Il y a vingt-cinq ans, en 1992, l’Union of Concerned Scientists et
plus de 1 700 scientifiques indépendants, dont la majorité
des lauréats de prix Nobel de sciences alors en vie, signaient le
« World Scientists’Warning to Humanity ». Ces scientifiques
exhortaient l’humanité à freiner la destruction de l’environnement et
avertissaient : « Si nous voulons éviter de grandes misères
humaines, il est indispensable d’opérer un changement profond dans
notre gestion de la Terre et de la vie qu’elle recèle. » Dans leur
manifeste, les signataires montraient que les êtres humains se
trouvaient sur une trajectoire de collision avec le monde naturel. Ils
faisaient part de leur inquiétude sur les dégâts actuels, imminents ou
potentiels, causés à la planète Terre, parmi lesquels la diminution de
la couche d’ozone, la raréfaction de l’eau douce, le dépérissement de
la vie marine, les zones mortes des océans, la déforestation, la
destruction de la biodiversité, le changement climatique et la
croissance continue de la population humaine. Ils affirmaient qu’il
fallait procéder d’urgence à des changements fondamentaux afin d’éviter
les conséquences qu’aurait fatalement la poursuite de notre
comportement actuel.
Les auteurs de la déclaration de 1992 craignaient que l’humanité ne
pousse les écosystèmes au-delà de leurs capacités à entretenir le tissu
de la vie. Ils soulignaient que nous nous rapprochions rapidement des
limites de ce que la biosphère est capable de tolérer sans dommages
graves et irréversibles. Les scientifiques signataires plaidaient pour
une stabilisation de la population humaine, et expliquaient que le
vaste nombre d’êtres humains – grossi de 2 milliards de personnes
supplémentaires depuis 1992, soit une augmentation de 35 % –
exerce sur la Terre des pressions susceptibles de réduire à néant les
efforts déployés par ailleurs pour lui assurer un avenir durable. Ils
plaidaient pour une diminution de nos émissions de gaz à effet de serre
(GES), pour l’abandon progressif des combustibles fossiles, pour la
réduction de la déforestation et pour l’inversion de la tendance à
l’effondrement de la biodiversité.
En ce vingt-cinquième anniversaire de leur appel, il est temps de se
remémorer leur mise en garde et d’évaluer les réponses que l’humanité
lui a apportées en examinant les données de séries chronologiques
disponibles. Depuis 1992, hormis la stabilisation de l’amenuisement de
la couche d’ozone stratosphérique, non seulement l’humanité a échoué à
accomplir des progrès suffisants pour résoudre ces défis
environnementaux annoncés, mais il est très inquiétant de constater que
la plupart d’entre eux se sont considérablement aggravés.
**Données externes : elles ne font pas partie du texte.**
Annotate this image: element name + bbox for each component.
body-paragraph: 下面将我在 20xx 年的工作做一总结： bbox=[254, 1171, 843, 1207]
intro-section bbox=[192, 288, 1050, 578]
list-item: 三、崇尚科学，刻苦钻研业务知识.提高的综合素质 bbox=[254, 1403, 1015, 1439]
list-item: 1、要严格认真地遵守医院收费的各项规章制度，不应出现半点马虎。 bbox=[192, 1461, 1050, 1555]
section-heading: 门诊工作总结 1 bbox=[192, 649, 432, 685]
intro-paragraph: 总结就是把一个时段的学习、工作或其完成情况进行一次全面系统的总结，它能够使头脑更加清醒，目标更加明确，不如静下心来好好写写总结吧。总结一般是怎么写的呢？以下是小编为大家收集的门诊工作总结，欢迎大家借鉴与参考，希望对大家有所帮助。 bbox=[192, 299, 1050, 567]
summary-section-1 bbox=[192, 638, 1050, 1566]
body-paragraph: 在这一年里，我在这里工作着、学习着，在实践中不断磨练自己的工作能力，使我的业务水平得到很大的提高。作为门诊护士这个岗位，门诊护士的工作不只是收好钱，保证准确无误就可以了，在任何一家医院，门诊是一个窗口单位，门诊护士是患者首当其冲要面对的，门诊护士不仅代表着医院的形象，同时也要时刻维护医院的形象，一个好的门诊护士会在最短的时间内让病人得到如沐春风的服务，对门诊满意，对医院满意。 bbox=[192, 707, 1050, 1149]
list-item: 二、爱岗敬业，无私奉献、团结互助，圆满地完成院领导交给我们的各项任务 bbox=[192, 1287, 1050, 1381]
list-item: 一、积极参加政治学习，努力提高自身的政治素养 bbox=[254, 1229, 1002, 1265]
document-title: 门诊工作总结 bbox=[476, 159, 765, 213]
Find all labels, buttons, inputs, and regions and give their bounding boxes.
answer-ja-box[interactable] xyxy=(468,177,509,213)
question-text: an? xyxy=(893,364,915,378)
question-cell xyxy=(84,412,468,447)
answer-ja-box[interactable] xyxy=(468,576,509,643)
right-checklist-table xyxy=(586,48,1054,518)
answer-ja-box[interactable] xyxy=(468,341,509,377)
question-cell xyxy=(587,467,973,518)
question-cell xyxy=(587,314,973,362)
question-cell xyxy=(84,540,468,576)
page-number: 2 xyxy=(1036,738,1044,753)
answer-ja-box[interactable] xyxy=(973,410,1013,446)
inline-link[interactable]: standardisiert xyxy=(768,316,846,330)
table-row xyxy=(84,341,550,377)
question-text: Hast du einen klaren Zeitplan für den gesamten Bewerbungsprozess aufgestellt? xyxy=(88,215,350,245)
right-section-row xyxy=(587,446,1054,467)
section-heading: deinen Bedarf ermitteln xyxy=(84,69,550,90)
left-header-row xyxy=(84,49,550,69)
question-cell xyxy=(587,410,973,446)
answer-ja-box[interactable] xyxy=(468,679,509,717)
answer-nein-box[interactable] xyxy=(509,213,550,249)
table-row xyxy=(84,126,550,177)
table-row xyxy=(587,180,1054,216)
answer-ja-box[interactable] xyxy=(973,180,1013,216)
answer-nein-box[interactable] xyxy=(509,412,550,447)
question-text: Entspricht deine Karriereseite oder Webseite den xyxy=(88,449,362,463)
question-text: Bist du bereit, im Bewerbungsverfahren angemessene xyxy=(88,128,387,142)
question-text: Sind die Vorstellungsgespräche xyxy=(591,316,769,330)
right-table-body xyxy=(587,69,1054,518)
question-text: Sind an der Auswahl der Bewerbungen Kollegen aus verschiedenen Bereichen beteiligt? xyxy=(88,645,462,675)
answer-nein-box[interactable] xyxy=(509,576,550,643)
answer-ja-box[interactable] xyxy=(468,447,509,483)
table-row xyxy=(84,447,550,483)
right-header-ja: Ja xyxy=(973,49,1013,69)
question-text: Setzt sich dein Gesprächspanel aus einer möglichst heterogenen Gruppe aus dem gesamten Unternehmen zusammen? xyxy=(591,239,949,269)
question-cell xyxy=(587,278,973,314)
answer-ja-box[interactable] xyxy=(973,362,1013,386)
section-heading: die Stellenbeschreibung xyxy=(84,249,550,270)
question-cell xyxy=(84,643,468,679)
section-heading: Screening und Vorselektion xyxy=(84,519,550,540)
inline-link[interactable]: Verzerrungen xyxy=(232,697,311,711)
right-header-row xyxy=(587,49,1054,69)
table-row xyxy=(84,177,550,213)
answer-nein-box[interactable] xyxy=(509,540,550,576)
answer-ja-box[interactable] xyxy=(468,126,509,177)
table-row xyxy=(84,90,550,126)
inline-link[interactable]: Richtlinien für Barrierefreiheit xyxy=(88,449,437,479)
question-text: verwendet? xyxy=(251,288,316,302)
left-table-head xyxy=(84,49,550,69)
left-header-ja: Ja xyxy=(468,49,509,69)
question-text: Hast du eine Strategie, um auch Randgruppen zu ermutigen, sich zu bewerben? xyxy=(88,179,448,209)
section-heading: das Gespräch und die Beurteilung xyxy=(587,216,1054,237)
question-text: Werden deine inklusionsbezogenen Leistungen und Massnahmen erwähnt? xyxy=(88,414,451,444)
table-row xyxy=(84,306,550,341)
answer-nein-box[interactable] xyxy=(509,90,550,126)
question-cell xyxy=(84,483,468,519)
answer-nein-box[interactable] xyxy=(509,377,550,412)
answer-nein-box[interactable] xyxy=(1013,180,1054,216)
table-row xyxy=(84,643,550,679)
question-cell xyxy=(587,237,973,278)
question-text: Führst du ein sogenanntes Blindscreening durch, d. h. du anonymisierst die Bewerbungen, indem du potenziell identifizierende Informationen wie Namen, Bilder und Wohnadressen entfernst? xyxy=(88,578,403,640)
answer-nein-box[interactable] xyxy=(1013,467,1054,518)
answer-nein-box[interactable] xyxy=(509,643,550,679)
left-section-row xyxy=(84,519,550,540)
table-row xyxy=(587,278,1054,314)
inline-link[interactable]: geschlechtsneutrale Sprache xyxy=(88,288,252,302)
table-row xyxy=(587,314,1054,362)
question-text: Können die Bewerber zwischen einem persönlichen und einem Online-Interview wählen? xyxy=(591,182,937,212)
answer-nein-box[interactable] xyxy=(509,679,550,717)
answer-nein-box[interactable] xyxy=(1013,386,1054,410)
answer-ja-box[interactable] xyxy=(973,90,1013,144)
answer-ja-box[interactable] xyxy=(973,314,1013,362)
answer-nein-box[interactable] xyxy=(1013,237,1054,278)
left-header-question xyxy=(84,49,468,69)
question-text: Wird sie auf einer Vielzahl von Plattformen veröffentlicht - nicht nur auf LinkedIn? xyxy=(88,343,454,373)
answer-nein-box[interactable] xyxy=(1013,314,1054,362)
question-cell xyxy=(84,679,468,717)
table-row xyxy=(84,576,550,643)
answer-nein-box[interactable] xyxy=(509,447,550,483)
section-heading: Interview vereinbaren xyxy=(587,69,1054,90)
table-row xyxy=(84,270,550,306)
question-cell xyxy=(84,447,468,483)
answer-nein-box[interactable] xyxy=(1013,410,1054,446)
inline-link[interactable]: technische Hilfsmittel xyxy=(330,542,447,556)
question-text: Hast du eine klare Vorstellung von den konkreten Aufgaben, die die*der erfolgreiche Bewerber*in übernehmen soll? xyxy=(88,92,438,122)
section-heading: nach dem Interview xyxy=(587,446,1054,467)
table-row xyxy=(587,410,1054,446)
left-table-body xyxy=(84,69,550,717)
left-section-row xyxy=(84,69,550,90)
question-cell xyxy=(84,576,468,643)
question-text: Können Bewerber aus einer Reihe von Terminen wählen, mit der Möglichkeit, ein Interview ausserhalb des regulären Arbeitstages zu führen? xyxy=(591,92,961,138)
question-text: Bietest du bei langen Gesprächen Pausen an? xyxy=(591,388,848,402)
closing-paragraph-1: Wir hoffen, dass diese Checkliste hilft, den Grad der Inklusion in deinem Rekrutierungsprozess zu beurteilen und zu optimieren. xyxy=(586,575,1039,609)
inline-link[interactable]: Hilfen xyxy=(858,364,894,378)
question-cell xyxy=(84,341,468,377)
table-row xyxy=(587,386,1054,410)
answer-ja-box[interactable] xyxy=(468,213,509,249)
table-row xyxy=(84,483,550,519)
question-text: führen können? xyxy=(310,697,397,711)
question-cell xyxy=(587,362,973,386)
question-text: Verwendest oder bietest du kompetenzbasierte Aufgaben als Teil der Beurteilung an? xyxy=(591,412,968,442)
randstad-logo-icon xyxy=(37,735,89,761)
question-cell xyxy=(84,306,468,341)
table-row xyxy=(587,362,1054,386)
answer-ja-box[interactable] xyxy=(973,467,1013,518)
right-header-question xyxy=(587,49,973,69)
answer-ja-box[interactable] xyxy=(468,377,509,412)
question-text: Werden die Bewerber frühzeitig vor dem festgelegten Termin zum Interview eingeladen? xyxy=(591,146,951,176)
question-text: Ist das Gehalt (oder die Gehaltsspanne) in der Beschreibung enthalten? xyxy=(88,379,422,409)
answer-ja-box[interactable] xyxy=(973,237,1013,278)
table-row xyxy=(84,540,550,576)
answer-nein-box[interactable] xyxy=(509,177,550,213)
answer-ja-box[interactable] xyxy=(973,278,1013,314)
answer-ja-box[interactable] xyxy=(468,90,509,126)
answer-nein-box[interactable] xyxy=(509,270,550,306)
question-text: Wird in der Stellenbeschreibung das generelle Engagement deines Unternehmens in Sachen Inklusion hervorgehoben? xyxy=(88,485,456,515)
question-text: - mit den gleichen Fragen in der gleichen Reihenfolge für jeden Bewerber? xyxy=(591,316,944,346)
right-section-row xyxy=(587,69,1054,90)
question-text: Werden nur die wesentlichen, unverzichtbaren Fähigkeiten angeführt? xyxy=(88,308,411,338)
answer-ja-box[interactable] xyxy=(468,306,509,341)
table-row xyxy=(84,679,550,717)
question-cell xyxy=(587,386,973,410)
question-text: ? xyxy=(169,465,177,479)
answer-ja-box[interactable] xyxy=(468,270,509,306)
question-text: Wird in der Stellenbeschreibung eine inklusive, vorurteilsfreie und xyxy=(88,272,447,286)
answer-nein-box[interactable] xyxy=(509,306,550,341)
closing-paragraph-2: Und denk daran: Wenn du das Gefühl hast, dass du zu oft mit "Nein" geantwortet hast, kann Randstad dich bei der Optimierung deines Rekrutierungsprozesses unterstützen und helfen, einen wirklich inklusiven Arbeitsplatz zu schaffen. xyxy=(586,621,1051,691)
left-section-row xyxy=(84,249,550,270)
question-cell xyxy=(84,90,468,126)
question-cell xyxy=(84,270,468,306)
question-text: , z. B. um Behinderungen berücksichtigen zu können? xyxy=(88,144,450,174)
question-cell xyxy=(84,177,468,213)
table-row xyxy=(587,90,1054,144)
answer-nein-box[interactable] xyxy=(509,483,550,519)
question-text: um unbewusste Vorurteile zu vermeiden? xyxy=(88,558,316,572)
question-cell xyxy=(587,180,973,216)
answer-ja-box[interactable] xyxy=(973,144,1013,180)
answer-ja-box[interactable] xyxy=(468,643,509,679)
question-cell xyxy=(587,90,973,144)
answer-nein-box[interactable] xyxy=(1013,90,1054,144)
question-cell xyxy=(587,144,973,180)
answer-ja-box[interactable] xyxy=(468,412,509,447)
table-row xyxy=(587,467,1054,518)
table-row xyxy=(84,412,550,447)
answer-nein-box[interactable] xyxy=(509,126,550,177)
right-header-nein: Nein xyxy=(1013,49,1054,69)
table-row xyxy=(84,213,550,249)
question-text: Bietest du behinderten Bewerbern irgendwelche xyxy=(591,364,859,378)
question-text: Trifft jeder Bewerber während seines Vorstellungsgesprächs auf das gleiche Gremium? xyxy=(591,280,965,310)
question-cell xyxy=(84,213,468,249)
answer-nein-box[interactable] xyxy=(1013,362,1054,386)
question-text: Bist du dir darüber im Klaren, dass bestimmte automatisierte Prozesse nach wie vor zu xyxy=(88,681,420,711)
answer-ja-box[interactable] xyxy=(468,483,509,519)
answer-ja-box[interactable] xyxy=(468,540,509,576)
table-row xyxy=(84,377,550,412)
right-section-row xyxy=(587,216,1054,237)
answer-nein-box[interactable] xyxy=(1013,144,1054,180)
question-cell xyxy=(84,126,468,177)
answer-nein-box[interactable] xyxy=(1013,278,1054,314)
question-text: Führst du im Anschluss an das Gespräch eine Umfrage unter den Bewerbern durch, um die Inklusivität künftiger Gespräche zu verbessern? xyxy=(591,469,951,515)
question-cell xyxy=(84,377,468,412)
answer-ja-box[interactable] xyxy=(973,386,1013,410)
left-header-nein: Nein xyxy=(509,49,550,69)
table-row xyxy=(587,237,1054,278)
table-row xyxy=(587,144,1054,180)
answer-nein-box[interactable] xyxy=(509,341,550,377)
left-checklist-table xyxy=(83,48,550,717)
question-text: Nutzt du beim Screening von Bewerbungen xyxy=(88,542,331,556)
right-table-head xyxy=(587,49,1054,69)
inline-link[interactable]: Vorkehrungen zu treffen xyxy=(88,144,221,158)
Particulièrement troublante est la trajectoire actuelle d’un changement
climatique potentiellement catastrophique, dû à l’augmentation du
volume de GES dégagés par le brûlage de combustibles fossiles, la
déforestation et la production agricole – notamment les émissions
dégagées par l’élevage des ruminants de boucherie. Nous avons en outre
déclenché un phénomène d’extinction de masse, le sixième en
540 millions d’années environ, au terme duquel de nombreuses
formes de vie pourraient disparaître totalement, ou en tout cas se
trouver au bord de l’extinction d’ici à la fin du siècle.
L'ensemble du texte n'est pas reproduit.